Usai Santap Seblak, Puluhan Santri di Garut Alami Keracunan – Beberapa puluh santri satu diantaranya ponpes di Kabupaten Garut keracunan massal dikira selesai mengonsumsi makanan seblak. Beberapa santri sampai sekarang tetap melakukan perawatan di beberapa Puskesmas.

Keracunan massal berlangsung Jumat (16/11/2018) malam, di satu diantaranya pondok pesantren yang terdapat di Desa Ciburuy, Kecamatan Bayongbong.

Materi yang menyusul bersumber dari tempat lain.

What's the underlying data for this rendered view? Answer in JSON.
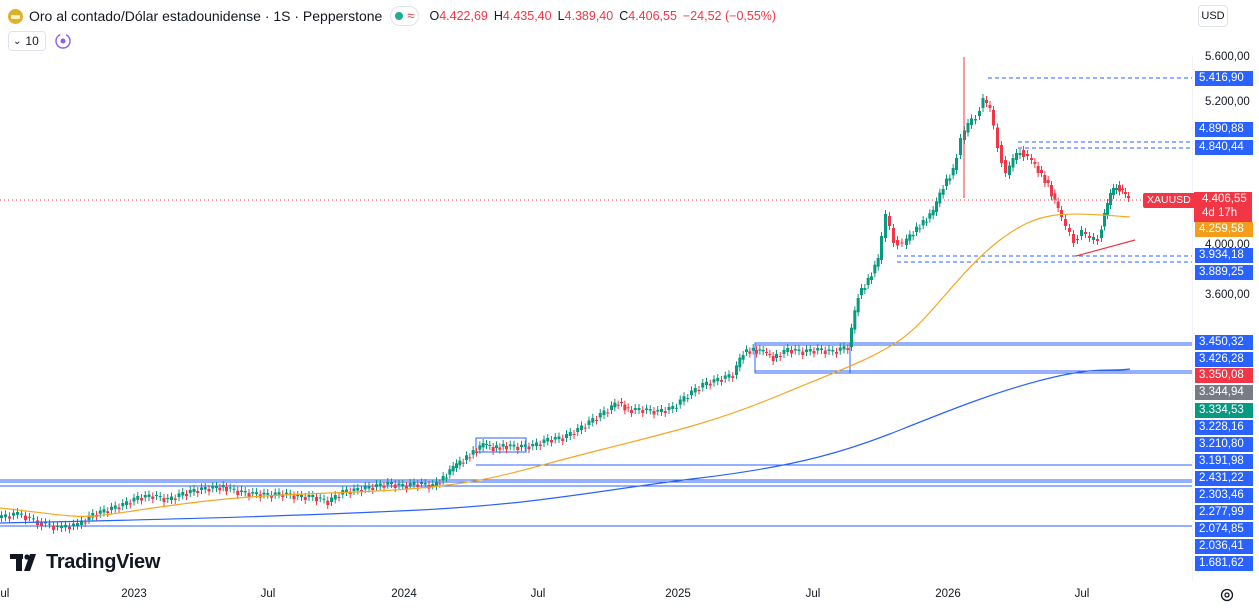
{
  "header": {
    "symbol_title": "Oro al contado/Dólar estadounidense · 1S · Pepperstone",
    "ohlc": [
      {
        "k": "O",
        "v": "4.422,69"
      },
      {
        "k": "H",
        "v": "4.435,40"
      },
      {
        "k": "L",
        "v": "4.389,40"
      },
      {
        "k": "C",
        "v": "4.406,55"
      },
      {
        "k": "",
        "v": "−24,52 (−0,55%)"
      }
    ],
    "interval_label": "10",
    "currency": "USD",
    "status_wave": "≈"
  },
  "colors": {
    "up": "#089981",
    "down": "#f23645",
    "ma_short": "#f5a623",
    "ma_long": "#2962ff",
    "hline": "#2962ff"
  },
  "symbol_badge": "XAUUSD",
  "current_price": {
    "value": "4.406,55",
    "countdown": "4d 17h"
  },
  "price_axis": {
    "ticks": [
      "5.600,00",
      "5.200,00",
      "4.000,00",
      "3.600,00"
    ],
    "labels": [
      {
        "text": "5.416,90",
        "color": "#2962ff"
      },
      {
        "text": "4.890,88",
        "color": "#2962ff"
      },
      {
        "text": "4.840,44",
        "color": "#2962ff"
      },
      {
        "text": "4.259,58",
        "color": "#f59d1a"
      },
      {
        "text": "3.934,18",
        "color": "#2962ff"
      },
      {
        "text": "3.889,25",
        "color": "#2962ff"
      },
      {
        "text": "3.450,32",
        "color": "#2962ff"
      },
      {
        "text": "3.426,28",
        "color": "#2962ff"
      },
      {
        "text": "3.350,08",
        "color": "#f23645"
      },
      {
        "text": "3.344,94",
        "color": "#787b86"
      },
      {
        "text": "3.334,53",
        "color": "#089981"
      },
      {
        "text": "3.228,16",
        "color": "#2962ff"
      },
      {
        "text": "3.210,80",
        "color": "#2962ff"
      },
      {
        "text": "3.191,98",
        "color": "#2962ff"
      },
      {
        "text": "2.431,22",
        "color": "#2962ff"
      },
      {
        "text": "2.303,46",
        "color": "#2962ff"
      },
      {
        "text": "2.277,99",
        "color": "#2962ff"
      },
      {
        "text": "2.074,85",
        "color": "#2962ff"
      },
      {
        "text": "2.036,41",
        "color": "#2962ff"
      },
      {
        "text": "1.681,62",
        "color": "#2962ff"
      }
    ]
  },
  "time_axis": [
    "Jul",
    "2023",
    "Jul",
    "2024",
    "Jul",
    "2025",
    "Jul",
    "2026",
    "Jul"
  ],
  "logo_text": "TradingView"
}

“Keracunan makanan. Korban ada 37 orang,” tutur Kepala Puskesmas Bayongbong Tidak hanya Elan Suherlan, kala dihubungi wartawan, Jumat (16/11/2018).

Beberapa santri rasakan mual serta muntah. Data teranyar yang dikumpulkan, santri sebagai korban sejumlah 37 orang. Mereka rata-rata berumur 13-16 tahun.

“Kebanyakan santri alami tanda-tanda muntah, pusing, dan diare,” tukasnya.

Beberapa santri sendiri sudah memperoleh pertolongan. Mereka tetap melakukan perawatan sungguh-sungguh. Mereka dirawat di Puskesmas Bayongbong, Puskesmas Samarang, serta Puskesmas Cisurupan.

Pemicu tentunya keracunan tetap diselidiki polisi. Info yang tersebar, beberapa santri dikira keracunan sesudah makan jajanan seblak.